Я и Гелвада молчали.
Равалло поднес руки к своему лицу, на секунду прикрыв его, и затем устало опустил их, глядя на Гелваду, который стоял перед ним с хищной улыбкой на лице.
Эрни определенно предвкушал удовольствие от допроса немца.
— Свяжите его, — повторил я, — и используйте его носовой платок для кляпа, если понадобится. Шум не очень желателен, да не забудьте обыскать нашего друга.
Бельгиец усмехнулся.
— Разумеется, — сказал он и принялся за Равалло. С большим искусством он связал ему кисти рук и лодыжки.
Сунув револьвер в карман, я осмотрел при помощи фонарика соседние помещения. В одном из них я нашел деревянный ящик и притащил его в комнату с высоким окном.
Стоя рядом с Равалло, я чувствовал на себе косой и внимательный взгляд Гелвады. Несомненно, бельгиец пытался понять, как далеко я собрался зайти: решил ли я действительно заняться делом и поручить ему добыть информацию у этого немца, или просто занимаюсь запугиванием и блефом.
Нет, блеф для меня отпадал. Этот вопрос мною был уже решен. Я достаточно видел, как немцы и японцы расправляются с людьми, чтобы беспокоиться о здоровье их агента, добывая у него важную информацию. Я прекрасно знал и то, что проделал бы со мной этот немец, если бы был на моем месте, поэтому соображения гуманизма меня мало беспокоили. Для меня был важен вопрос о том, как много знал этот немец, насколько значительна роль, которую он играл во всем этом деле. Я был уверен в том, что эта роль была далеко немаловажной. Помимо того, что он безусловно был участником допроса и убийства Сэмми, что дало ему возможность имитации голоса Сэмми в беседе с мисс Кэрью, он несомненно является и имитатором моего собственного голоса. Кто же, как не он, телефонировал Элисон Фредерикс и от моего имени предложил ей прибыть на Нюмер-стрит? Элисон ни за что на свете не отправилась бы туда, если бы не была уверена в том, что с ней разговаривал именно я. Если бы у нее возникли какие-либо сомнения, она непременно позвонила бы мне. Но она этого не сделала, так как была убеждена, что с ней говорю я. На деле же с ней говорил Равалло.

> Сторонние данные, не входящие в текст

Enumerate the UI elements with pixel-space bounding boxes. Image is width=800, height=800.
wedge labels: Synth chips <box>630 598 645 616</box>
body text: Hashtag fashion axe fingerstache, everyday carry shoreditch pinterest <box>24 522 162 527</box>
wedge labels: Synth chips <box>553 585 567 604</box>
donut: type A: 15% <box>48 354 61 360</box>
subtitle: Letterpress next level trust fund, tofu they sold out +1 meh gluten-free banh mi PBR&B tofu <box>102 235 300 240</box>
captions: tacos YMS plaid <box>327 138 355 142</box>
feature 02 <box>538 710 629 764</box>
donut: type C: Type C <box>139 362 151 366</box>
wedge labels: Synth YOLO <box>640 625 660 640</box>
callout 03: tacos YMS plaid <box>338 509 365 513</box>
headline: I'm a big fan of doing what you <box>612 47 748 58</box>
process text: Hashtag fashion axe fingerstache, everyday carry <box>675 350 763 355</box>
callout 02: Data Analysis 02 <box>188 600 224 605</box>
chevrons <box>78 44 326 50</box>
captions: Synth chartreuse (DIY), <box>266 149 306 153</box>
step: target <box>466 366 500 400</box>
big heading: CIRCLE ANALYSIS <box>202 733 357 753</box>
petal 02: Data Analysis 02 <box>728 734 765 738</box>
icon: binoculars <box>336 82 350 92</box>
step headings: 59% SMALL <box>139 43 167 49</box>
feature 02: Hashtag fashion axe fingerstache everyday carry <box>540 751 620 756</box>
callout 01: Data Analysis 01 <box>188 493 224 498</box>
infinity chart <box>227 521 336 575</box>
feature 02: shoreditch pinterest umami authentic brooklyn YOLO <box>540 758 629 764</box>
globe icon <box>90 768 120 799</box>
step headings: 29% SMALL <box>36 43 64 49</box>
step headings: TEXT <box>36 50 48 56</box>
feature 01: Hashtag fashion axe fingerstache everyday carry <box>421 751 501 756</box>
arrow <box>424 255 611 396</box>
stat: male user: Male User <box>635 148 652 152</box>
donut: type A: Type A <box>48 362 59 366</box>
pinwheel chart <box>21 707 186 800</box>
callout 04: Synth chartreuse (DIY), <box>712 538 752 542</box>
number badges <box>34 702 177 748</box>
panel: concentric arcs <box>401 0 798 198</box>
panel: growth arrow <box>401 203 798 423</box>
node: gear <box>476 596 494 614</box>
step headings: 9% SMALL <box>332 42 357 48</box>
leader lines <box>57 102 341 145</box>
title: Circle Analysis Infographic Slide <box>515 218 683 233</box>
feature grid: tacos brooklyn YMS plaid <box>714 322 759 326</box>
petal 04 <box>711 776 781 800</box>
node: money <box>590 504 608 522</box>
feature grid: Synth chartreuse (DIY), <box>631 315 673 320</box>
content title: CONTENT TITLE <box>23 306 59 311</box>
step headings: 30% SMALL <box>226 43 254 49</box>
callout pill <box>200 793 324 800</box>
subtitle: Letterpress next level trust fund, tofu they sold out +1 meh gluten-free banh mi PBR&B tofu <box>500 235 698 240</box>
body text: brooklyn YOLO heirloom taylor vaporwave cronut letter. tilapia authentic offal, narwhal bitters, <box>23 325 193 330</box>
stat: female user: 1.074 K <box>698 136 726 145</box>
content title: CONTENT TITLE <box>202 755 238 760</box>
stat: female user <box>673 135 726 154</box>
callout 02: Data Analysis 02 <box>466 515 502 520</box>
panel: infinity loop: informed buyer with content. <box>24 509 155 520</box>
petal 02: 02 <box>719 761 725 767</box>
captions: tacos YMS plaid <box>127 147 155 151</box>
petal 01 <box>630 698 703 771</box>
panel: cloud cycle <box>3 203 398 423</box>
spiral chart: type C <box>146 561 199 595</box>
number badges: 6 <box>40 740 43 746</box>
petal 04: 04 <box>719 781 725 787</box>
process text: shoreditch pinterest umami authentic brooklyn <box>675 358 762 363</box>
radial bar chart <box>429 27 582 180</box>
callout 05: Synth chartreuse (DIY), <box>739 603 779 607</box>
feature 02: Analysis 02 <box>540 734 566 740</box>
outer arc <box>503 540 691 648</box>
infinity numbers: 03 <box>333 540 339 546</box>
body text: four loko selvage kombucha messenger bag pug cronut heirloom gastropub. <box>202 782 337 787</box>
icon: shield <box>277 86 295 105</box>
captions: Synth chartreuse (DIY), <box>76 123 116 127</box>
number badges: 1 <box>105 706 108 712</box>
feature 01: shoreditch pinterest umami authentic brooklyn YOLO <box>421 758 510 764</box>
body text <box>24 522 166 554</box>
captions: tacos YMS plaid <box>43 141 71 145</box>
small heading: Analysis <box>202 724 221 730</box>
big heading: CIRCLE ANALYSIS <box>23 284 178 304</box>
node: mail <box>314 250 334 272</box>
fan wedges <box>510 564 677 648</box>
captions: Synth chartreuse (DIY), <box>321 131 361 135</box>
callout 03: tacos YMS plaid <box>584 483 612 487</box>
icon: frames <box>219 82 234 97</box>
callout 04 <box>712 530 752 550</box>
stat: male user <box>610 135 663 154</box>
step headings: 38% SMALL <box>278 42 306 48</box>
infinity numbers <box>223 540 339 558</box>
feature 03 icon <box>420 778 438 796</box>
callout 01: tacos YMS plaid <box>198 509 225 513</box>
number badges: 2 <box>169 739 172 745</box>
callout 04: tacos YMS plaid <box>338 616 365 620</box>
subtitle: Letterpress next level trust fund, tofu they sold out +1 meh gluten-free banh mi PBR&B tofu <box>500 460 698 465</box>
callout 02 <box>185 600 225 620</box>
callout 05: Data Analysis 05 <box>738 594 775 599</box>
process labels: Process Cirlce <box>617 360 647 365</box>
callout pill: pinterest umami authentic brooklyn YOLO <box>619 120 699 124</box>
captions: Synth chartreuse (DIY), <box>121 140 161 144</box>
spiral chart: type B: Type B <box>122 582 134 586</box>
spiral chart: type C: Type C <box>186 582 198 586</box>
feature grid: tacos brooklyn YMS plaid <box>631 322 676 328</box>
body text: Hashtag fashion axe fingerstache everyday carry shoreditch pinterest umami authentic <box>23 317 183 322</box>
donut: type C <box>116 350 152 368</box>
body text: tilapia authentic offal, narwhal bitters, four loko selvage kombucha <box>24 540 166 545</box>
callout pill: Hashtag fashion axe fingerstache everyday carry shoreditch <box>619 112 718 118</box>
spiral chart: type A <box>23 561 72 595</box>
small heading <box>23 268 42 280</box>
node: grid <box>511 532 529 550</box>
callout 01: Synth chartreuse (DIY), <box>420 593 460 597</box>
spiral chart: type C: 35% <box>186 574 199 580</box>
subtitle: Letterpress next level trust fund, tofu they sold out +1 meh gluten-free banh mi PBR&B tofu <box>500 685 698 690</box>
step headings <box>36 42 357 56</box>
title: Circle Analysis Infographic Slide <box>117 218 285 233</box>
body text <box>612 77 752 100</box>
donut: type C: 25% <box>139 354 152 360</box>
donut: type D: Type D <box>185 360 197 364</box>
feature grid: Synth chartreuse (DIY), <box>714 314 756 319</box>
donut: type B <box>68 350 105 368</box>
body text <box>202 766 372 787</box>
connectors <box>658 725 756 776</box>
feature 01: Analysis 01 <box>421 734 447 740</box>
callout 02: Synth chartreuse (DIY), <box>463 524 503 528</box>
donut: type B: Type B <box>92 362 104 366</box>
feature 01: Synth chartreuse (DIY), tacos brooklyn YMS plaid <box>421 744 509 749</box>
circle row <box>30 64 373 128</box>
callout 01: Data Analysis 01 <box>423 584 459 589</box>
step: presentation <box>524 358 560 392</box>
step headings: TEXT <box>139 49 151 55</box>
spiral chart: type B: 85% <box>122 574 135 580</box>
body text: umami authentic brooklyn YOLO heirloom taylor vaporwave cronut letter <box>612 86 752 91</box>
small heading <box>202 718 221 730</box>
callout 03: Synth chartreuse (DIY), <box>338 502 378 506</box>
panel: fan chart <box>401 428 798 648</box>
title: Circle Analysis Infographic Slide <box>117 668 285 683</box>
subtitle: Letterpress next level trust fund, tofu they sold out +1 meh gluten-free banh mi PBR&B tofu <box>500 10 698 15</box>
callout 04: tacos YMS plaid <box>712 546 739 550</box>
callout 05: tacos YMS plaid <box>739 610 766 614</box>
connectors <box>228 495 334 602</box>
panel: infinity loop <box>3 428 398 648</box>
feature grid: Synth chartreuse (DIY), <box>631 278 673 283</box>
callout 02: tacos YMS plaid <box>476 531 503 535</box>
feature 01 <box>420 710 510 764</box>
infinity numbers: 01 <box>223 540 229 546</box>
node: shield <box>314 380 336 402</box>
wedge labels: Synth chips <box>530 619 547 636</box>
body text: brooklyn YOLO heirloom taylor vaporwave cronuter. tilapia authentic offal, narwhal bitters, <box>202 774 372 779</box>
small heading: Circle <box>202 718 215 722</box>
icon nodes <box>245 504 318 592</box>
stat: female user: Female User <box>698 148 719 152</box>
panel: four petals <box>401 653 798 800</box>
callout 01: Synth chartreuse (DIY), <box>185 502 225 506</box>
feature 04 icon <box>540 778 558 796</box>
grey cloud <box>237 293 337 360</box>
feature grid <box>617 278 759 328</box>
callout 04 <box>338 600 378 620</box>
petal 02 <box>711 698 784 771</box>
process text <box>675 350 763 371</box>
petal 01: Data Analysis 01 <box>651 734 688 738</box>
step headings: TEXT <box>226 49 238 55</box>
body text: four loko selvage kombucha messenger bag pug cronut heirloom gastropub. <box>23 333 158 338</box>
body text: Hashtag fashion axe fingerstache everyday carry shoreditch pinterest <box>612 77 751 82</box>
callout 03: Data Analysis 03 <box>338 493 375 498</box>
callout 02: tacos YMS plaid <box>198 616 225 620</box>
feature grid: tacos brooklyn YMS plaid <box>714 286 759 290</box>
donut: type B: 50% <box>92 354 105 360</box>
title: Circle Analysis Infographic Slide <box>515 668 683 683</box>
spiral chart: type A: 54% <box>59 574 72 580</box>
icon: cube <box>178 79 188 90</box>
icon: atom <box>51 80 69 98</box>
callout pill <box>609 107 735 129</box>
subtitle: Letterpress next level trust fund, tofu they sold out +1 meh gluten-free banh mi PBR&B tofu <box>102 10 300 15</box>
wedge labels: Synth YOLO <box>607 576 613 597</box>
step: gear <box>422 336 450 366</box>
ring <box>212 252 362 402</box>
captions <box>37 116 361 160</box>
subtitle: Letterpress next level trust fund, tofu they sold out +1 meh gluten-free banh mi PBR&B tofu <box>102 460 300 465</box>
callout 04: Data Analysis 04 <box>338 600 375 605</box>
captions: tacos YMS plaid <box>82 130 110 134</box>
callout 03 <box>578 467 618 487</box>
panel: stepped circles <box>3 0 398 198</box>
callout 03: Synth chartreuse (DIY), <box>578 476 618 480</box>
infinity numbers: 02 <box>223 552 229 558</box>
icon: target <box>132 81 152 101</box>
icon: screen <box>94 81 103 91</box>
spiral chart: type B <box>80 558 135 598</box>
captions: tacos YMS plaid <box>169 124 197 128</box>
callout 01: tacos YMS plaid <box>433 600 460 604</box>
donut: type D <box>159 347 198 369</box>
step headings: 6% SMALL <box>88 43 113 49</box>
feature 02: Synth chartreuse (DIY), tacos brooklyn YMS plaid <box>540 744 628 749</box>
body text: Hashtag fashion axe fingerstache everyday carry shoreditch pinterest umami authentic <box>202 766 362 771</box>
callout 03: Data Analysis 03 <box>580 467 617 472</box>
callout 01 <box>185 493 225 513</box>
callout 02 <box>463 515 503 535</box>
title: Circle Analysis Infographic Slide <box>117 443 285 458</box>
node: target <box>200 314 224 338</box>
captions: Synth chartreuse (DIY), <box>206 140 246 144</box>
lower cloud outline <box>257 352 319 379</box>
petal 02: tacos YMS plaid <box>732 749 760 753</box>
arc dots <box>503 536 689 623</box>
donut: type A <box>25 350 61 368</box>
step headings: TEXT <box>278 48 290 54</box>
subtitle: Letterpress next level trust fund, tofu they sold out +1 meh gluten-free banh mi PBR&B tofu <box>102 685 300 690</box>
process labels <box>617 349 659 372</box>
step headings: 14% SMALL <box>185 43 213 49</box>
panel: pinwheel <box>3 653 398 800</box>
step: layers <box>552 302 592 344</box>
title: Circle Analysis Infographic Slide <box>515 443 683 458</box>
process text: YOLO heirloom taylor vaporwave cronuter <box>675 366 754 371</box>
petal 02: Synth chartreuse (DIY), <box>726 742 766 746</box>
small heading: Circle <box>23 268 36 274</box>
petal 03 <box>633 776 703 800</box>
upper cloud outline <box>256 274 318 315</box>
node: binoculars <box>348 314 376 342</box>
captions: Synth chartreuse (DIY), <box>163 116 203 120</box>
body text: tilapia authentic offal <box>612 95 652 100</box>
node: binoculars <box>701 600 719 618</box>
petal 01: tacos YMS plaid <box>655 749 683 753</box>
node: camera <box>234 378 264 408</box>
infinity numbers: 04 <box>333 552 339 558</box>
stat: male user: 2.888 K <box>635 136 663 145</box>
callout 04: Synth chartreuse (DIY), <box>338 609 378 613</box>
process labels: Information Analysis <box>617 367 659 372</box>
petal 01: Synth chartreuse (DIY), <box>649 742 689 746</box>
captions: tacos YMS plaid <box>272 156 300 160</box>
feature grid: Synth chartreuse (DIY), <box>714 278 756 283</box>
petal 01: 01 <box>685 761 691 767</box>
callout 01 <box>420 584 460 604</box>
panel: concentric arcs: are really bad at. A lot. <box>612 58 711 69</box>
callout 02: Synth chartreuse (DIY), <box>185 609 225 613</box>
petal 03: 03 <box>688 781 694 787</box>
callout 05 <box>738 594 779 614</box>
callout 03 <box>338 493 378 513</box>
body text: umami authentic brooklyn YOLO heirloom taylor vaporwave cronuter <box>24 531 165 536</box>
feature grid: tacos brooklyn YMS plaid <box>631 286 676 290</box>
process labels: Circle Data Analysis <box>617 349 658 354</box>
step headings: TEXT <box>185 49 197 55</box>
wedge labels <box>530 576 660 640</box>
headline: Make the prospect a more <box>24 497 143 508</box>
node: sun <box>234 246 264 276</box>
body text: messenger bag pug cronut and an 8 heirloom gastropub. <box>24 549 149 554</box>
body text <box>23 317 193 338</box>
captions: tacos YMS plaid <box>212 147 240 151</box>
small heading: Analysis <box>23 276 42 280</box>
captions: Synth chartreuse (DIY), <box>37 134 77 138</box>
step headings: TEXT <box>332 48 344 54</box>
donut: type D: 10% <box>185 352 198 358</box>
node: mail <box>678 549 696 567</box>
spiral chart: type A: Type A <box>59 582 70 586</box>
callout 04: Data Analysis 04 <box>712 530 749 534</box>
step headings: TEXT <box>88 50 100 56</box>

Если все это было так, а иначе и быть не могло, то, следовательно, Равалло где-то слышал и мой голос. Где же? Единственным таким местом, по-видимому, могла быть квартира, где состоялась злополучная вечеринка. Там он вполне мог слышать меня.
По всему выходило, что это был активный участник банды «тетушки» Бетины, убежденный сотрудник гиммлеровской секции.
В его деятельности была еще одна важная сторона: он был артистом водевильного типа, свободно передвигающимся по всей стране, без всяких препятствий выступающим в различных кинотеатрах, мюзик-холлах, провинциальных театрах, и его появление в закрытых зонах, в запретных в военное время местах ни в ком не могло вызвать подозрений. Положение для информатора просто идеальное.
Большой удачей, прямо-таки счастьем можно было, пожалуй, считать то обстоятельство, что ни «тетушка», ни кто-либо другой, по-видимому, не заметили моего присутствия в Боллинге. Это значит, помимо прочего, что Равалло мог быть не особенно осторожным в последнее время, что могло бы быть также мне на руку.